Agents who understand that confusion can provide real value. Even a simple conversation can help a client slow down, gather paperwork, identify deadlines, ask for the claim file, contact the provider, and check whether a consumer assistance program or state insurance department can help.

“Health care is so complicated, and people really need experts to turn to.”

Cheryl Fish-Parcham, Families USA

Why Denials Are A Retention Issue

When clients feel abandoned during a denial, they may blame everyone connected to the policy. That includes the carrier, the plan, the employer, the benefits advisor, and the agent. Even when the agent did nothing wrong, the client’s experience can become a trust problem.

This is especially important in markets where clients already feel pressure from premiums, deductibles, prescription costs, provider networks, and limited plan choices. A denial can become the moment when the client decides their coverage is not working, even if the issue is procedural, documentation-related, or appealable.

Agencies that prepare clients for what to do after a denial can turn a frustrating experience into a trust-building moment.

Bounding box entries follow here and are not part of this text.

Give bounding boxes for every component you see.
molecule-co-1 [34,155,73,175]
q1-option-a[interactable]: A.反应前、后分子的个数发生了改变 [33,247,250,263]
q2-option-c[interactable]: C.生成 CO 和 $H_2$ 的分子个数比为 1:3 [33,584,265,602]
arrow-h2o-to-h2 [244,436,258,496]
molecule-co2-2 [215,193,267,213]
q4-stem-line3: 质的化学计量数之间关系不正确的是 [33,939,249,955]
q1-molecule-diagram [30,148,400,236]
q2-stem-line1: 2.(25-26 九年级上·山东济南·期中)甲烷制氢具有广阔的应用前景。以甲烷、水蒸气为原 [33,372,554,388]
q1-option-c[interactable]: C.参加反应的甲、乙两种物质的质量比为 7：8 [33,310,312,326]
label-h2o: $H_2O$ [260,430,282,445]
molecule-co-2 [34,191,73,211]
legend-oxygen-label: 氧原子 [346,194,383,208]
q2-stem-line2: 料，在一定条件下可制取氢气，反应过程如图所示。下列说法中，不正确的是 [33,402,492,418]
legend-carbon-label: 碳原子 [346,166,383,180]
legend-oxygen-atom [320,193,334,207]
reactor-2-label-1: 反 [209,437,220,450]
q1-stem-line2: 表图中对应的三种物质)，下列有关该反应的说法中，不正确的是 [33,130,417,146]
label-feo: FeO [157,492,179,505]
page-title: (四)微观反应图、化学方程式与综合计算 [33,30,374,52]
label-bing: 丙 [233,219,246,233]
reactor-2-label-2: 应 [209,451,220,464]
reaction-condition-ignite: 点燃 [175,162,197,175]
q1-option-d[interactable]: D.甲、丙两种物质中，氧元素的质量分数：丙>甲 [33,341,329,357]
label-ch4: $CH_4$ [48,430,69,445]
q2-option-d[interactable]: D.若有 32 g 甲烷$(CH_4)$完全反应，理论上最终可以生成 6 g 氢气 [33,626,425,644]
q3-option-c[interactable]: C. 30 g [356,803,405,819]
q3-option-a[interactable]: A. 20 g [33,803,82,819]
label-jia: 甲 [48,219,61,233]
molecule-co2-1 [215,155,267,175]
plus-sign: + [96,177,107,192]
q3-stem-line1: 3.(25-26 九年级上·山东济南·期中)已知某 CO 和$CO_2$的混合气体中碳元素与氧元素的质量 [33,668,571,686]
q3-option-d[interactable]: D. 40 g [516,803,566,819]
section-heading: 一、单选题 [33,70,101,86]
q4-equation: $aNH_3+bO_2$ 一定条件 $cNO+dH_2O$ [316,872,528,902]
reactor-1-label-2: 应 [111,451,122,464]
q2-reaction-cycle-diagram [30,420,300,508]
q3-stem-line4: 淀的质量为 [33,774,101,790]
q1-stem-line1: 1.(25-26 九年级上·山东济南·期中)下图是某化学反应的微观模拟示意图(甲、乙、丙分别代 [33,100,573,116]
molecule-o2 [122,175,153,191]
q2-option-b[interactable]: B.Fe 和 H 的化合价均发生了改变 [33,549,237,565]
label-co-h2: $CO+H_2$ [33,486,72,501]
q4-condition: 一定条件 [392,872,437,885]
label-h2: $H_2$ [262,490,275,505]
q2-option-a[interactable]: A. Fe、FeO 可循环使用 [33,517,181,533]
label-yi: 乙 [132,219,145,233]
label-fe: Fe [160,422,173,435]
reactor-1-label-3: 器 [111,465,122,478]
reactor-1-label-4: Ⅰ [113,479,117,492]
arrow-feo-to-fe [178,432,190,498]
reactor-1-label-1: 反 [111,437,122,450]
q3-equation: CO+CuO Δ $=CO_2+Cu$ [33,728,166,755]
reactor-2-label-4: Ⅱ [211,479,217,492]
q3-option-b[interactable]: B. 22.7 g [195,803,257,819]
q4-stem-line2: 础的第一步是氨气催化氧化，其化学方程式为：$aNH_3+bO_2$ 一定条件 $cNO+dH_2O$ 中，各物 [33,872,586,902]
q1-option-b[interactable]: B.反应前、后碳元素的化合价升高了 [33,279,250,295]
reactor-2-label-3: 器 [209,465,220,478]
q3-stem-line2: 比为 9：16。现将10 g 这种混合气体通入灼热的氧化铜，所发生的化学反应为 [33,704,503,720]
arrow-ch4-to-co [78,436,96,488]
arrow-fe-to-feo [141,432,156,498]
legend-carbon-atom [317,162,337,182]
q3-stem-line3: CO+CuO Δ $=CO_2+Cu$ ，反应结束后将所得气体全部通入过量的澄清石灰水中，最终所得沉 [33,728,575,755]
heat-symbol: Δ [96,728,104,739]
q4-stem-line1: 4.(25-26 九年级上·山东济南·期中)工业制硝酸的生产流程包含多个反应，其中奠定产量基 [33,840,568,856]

The message does not need to be complicated: save every letter, document every call, pay attention to deadlines, involve the provider, and do not assume the first answer is the final answer.

What Agents Can Take Away From This Story

This story gives agents a practical reason to talk about claims education before a claim happens. That conversation can be especially useful during open enrollment, Medicare reviews, employer benefits meetings, renewal calls, and client onboarding.

Use These Talking Points With Clients

  • A denial is not always final. Many clients can appeal internally and may have external review rights if the denial continues.
  • The denial letter matters. Clients should read it carefully for the stated reason, deadlines, appeal instructions, and review options.
  • Documentation wins attention. Clients should save letters, bills, explanation of benefits forms, call notes, names, dates, and reference numbers.
  • The provider can be critical. A physician, hospital, or treatment facility may be able to supply medical necessity letters or coding clarification.
  • Urgency changes the process. Serious or time-sensitive medical situations may qualify for expedited appeal or review procedures.
  • Agents should set boundaries. Educate, guide, and point clients to the right resources without promising outcomes or giving legal advice.

A Better Client Conversation

The best use of this story is not to make clients afraid of their health insurance. It is to help them understand that the paperwork matters, the process matters, and persistence can matter.

For agents, the story is also a reminder that clients remember who helped them when things were stressful. A policy review may win the sale, but practical guidance during a denial can preserve the relationship.

A strong agency takeaway is this: build a simple denial-response checklist for clients. Include what to save, who to call, what to ask, where to find appeal deadlines, and when to request help from the carrier, provider, employer benefits office, state insurance department, or consumer assistance program.

That kind of guidance does not just make an agency more useful. It makes the value of the agent visible at the exact moment a client is asking whether their coverage is really working for them.